In many small islands, freshwater lenses are the only source of drinking water, and the only source of recharge for the lenses is precipitation. The volume of freshwater lenses is influenced by freshwater/seawater interaction, including dynamic flow processes in the mixing zone and human activities, plus the recharge rate and the hydraulic conductivity of aquifer.

The increase of surface water bodies on an island can increase the total evaporation, which can lead to a reduction in the shape and volume of freshwater lens. Also, high evaporation rates from lake would affect subsurface flow patterns and salinity distribution in the system.

Therefore, the purposes of this study are to understand the changes of freshwater lenses under different precipitation and evaporation conditions to search for critical conditions that would lead to significant change in the structure of freshwater lenses beneath the island.

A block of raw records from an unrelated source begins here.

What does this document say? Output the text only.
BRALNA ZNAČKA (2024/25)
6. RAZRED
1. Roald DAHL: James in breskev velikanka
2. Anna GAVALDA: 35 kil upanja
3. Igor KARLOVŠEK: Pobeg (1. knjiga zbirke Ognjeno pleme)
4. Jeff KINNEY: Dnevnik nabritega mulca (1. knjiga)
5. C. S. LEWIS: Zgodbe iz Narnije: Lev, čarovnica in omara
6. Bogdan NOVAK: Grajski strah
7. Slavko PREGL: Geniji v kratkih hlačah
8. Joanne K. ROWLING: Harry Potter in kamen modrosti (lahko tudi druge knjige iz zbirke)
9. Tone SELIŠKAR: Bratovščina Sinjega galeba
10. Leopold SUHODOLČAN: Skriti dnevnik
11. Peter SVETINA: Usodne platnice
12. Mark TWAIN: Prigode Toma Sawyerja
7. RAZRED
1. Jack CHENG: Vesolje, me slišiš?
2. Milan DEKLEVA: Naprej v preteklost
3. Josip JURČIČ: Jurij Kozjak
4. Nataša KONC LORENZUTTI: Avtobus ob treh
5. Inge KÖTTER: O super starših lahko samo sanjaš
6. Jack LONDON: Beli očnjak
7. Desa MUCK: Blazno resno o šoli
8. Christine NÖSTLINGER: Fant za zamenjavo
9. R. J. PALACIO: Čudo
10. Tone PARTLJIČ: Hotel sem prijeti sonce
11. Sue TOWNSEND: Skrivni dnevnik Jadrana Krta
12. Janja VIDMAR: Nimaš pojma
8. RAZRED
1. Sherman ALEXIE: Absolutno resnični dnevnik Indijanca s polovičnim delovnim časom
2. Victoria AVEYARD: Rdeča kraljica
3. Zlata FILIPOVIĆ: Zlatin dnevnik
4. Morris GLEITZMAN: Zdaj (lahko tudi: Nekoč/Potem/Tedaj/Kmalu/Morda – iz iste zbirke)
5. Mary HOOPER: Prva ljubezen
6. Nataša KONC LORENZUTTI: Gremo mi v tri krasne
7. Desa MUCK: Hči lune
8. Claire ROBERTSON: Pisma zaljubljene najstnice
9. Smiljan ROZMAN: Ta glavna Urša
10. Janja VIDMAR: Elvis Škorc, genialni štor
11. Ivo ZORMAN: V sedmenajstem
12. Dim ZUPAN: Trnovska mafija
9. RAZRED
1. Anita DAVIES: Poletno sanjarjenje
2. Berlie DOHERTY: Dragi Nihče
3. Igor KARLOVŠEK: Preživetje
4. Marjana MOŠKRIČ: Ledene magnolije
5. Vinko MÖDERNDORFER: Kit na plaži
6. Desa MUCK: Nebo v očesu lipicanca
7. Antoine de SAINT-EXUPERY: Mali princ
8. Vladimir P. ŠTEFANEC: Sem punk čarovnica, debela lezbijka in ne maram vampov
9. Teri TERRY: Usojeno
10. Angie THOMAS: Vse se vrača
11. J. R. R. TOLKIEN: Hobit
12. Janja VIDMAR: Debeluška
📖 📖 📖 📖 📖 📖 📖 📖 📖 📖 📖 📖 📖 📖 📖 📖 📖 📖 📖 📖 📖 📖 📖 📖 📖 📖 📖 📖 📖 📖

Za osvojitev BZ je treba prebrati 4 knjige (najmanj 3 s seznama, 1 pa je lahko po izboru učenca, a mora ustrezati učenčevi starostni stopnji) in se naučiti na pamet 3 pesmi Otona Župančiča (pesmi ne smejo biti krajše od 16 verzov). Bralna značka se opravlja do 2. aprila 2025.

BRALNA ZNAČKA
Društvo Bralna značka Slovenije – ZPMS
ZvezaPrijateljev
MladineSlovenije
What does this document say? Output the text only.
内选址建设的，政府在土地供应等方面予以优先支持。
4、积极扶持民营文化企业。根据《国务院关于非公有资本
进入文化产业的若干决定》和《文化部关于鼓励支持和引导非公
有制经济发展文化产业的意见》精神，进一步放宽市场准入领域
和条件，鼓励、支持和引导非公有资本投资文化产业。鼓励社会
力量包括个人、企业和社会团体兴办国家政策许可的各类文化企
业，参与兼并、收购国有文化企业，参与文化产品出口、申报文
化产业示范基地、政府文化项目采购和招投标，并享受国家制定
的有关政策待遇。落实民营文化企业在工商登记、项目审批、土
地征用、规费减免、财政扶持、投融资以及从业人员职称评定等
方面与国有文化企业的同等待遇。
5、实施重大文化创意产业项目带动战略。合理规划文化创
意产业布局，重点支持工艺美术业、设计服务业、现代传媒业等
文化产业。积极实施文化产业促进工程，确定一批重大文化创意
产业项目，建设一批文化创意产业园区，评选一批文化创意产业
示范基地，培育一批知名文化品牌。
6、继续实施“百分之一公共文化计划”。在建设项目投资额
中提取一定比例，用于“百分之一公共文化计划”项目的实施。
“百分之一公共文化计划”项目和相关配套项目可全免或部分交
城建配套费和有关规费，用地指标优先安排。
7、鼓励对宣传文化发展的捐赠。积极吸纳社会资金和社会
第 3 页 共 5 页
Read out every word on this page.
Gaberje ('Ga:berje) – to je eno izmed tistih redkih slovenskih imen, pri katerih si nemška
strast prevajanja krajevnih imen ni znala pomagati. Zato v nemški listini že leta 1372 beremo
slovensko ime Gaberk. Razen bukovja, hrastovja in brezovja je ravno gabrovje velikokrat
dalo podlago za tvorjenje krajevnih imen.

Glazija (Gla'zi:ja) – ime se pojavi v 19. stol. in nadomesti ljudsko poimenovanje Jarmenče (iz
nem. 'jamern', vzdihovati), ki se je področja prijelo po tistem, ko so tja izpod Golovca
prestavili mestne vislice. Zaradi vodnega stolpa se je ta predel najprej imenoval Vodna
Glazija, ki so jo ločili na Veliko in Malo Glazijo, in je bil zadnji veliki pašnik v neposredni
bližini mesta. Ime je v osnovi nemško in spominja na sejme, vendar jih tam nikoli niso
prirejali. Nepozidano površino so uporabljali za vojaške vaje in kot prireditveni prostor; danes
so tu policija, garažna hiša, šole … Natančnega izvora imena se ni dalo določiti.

We selected a series of islands with various precipitation and evaporation rates, and used 30 years of monthly average precipitation data. The annual and monthly average groundwater recharge rates were calculated considering the evaporation rate from the lake and the evapotranspiration rate from the land surface. We used HydroGeoSphere to develop several hypothetical symmetrical cross-sectional island models. The models simulated coupled surface-subsurface flow and solute transport processes with the density-driven effect. The models were used to evaluate the salinity distribution under various precipitation and evaporation conditions to discuss the effect of the existence of surface water bodies on the subsurface freshwater resources.